The client began relying on us not only for local approvals, but also for practical decision-making, stakeholder coordination, recruitment support, and operational oversight.
Expanding the Mandate
Once the site was secured, we assisted the client with the licences and approvals required to begin operations, including those linked to environmental, production, manpower, and operational requirements.
The client then asked us to support senior-level recruitment. We assisted in identifying and onboarding key leadership and operational personnel, including the CEO, CFO, Vice President, and shop floor management.
To ensure continuity and accountability during the setup phase, one member of our team was also brought onto the board. This helped provide oversight, resolve local issues, and ensure that the setup remained aligned with the client’s expectations until production commenced.
Government and Market Engagement
We also supported the client in meeting senior government officials and relevant stakeholders in different parts of India.
This was an important part of the project because the product had a strong public-purpose dimension. It was relevant to emergency relief, disaster response, malnutrition support, and public nutrition programmes. Government engagement therefore played an important role in helping the company position itself correctly within the Indian market.
The Outcome
The company successfully established its manufacturing base in India and began production.
The India operation became more than a local manufacturing unit. It became a regional platform from which the client could manufacture, store, and export products to different parts of Asia with a much faster turnaround than would have been possible from Europe alone.
For the client, the project delivered several strategic advantages:
A credible manufacturing base in India
Faster access to Asian markets
Local regulatory and operational support
Senior leadership and manpower on the ground
A facility aligned with technical and hygiene requirements
Stronger engagement with relevant public-sector stakeholders
A platform for future regional growth
Our active oversight continued for approximately a year and a half, and our association with the client extended over several years.
Around five years later, when the company became part of a larger international acquisition process, we were invited back to support the due diligence process.
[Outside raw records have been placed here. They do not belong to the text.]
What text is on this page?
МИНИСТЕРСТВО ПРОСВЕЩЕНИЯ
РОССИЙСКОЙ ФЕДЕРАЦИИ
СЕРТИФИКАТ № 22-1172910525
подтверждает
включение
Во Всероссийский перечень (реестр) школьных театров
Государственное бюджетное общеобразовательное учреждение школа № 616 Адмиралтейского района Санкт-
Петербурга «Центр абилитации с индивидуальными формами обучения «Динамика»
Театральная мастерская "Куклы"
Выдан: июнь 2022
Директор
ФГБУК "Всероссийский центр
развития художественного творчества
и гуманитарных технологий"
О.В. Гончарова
We assisted with background information, timelines, explanations of local decisions, and context around the establishment and operation of the India business.
The Turquoise Turtle Perspective
This project is an example of how market-entry work often begins with one visible requirement but depends on many interconnected decisions.
The client initially came to us for licensing support. What they ultimately needed was a partner who could understand the commercial objective, identify the operational gaps, assess the local landscape, negotiate practical solutions, support leadership hiring, manage stakeholder relationships, and remain accountable during execution.
For international businesses entering India, opportunity alone is not enough. Success depends on local insight, regulatory understanding, practical execution, and the ability to bridge strategy with on-ground realities.
In this case, that combination helped the client move from uncertainty to a functioning India operation, and then to a stronger position within the wider Asian market.